2008年04月26日
女として 安住 雄太
無駄な時間稼ぎをしたくはなかった、
「諦めたらどう?」
由紀恵を見据える眼に法の矛盾点が見え隠れする。
骨格形が男ならば、それは絶対と言えるのだろうか、
推測を超えた憶測の域に答えなどない。
「産めない女性だっているわ」
苛立ちを精一杯押し殺した声が震えていた、
「産めないなら男ととるのが社会よ」
嘲笑いを向けた小木の腕をとるなり由紀恵を強く振り払った。
「触らないでくれる」
*
頬を腫らした由紀恵と引っ掻き傷だらの小木を見渡すなり言葉が出てこない。
ここを離れてから数時間の間になにが起こったのか、寝ぼけた頭ではさっぱり理解ができなかった。
「とにかく出よう」
時刻は早朝六時を過ぎようとしていた、常勤たちが出向く前に、どうしても立ち去りたかった。

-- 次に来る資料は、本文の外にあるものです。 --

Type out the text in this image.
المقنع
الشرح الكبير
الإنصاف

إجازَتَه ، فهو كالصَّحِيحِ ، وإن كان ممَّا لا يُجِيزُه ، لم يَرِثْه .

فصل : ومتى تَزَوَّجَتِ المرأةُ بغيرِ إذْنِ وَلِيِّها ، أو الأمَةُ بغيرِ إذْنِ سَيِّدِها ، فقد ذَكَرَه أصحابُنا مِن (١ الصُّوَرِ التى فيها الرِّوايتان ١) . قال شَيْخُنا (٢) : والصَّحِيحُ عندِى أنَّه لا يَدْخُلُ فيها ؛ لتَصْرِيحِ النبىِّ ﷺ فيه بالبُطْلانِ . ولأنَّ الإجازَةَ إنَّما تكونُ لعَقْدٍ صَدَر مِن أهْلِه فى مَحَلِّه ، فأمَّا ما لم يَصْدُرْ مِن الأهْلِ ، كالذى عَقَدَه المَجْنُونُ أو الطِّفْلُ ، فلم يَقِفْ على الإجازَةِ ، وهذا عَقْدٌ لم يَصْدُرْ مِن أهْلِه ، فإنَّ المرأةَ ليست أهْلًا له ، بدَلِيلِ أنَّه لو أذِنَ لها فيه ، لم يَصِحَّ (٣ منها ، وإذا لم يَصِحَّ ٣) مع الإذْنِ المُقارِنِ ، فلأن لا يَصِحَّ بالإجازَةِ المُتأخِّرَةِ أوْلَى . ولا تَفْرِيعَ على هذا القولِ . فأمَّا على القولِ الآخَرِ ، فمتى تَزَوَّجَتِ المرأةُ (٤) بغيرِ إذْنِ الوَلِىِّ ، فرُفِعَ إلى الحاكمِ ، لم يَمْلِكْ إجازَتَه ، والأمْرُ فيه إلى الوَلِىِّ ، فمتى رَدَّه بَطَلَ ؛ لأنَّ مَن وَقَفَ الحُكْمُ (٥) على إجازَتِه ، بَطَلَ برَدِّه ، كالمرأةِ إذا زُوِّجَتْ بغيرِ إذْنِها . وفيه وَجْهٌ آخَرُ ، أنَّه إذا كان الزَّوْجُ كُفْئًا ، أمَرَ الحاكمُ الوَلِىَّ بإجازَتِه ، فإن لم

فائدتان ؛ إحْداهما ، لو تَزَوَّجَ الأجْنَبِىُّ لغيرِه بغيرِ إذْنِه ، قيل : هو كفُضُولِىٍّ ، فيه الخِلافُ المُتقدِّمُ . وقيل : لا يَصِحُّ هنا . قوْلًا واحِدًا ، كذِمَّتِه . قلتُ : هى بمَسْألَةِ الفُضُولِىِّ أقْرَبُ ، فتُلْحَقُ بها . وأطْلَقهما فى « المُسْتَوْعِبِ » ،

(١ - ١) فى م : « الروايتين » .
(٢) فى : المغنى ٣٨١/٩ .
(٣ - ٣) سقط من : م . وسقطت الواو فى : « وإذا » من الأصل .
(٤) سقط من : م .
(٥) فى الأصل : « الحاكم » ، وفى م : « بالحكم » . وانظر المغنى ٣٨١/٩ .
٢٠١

「産むも生まれるも性別だって絶対じゃない、育むことができない人を非難する権利がどこにもないように、性別だってそうよ、当たり前のように性別が振り分けられない時だってある、子供が欲しい家庭には子供が恵まれず、欲しくも無い人たちの間に生まれた子供たちはどうなるのかしら? すべてが揃っていると思ったら大間違いよ」
事件は予想外の思い込みから始まることがある。
親しさの裏返しが金の無心なら、催促する側は当然の権利を主張しようとさえする。
甘えは我がままであって相手側には迷惑極まりないことばかりである。
自己のない欲求は赤子の要求よりも始末が悪い。
黙りこんだまま、由紀恵は車に乗り込んだ。
力加減さえ、分からないのだろうか、
打ち付けられた頬が熱を帯びているのが見てわかる。
今回も、この一件を捻じ伏せるしかないようだ、もちろん小木への保身もあるが、それだけじゃなさそうだ。
「なにか言っていたようだけど」
俯いた由紀恵の顔から表情がまったく読み取れない。
和也は苦笑いをこぼした。
「都合のいい所で遊ぶつもりが、とんだ災難だと思い込んでいるだろうな」
扱いづらい女だと思った、
確かに男であるはずの存在が女にしか見えない。
当てが無いまま、走り出した車は目的地を求め、走りだしている。
一刻も早く、由紀恵を落ち着かせたい気持ちと小木を問い詰めたい気持ちがあった。
「いいんだぜ、怒ったてさ」
思わず、腫れた頬に由紀恵は手を当てた。
「嬉しかった」
思わず、ブレーキーを踏み込むなり由紀恵を見た。
「一番に信じてくれたから」
男ほど痴話に姑息なことはない、
あの時も偶然後を着けただけで不法侵入を企てた訳ではなかった。
後ろめたい疚しさが男の劣情に火を着けただけである。
「加害者意識って言うんだよ」
俯いていた由紀恵の顔が始めて和也を捉えた。
「後ろめたい奴ほど加害者になりたがる、俺は被害者だ、落ち度などなに一つない。自己保身もあそこまで行けば病気だ、だけどさ、それに意地を張るのが女なんだ。だから痴話が殺傷にさえもなる」
由紀恵は黙って頷いた、
和也の言う通り、加害者意識があるとしたら被害者意識だってあるはずだ。
それが、今の顔である。
由紀恵を女として接してくれたのは小木が始めであった。
取調べ室の出来事は警察官として刑事としては失格である。
女だから、必ずしも子供を産める訳でもなければ、子供を愛せるとも限らない。
冷静に考えれば、すべてが当然のことであった。
「だから、殺したのよ」
語る小木の言葉が由紀恵の頬を打った。
「怖い?」
現実を知らしめるほどに頬が打ち鳴ったのがよくわかった。
*
鼻にかかった声ですら、鬼の遠吠えである。
微かに血が滲んだ手を業とらしく見せた。
「それで?」
憮然とした顔を向けたまま和也は小木を見た。
由紀恵と言い、小木もまた本題ばかりをはぐらかす。
深夜の出来事は嫌と言うほど説明をするわりに肝心な一室は闇のなかである。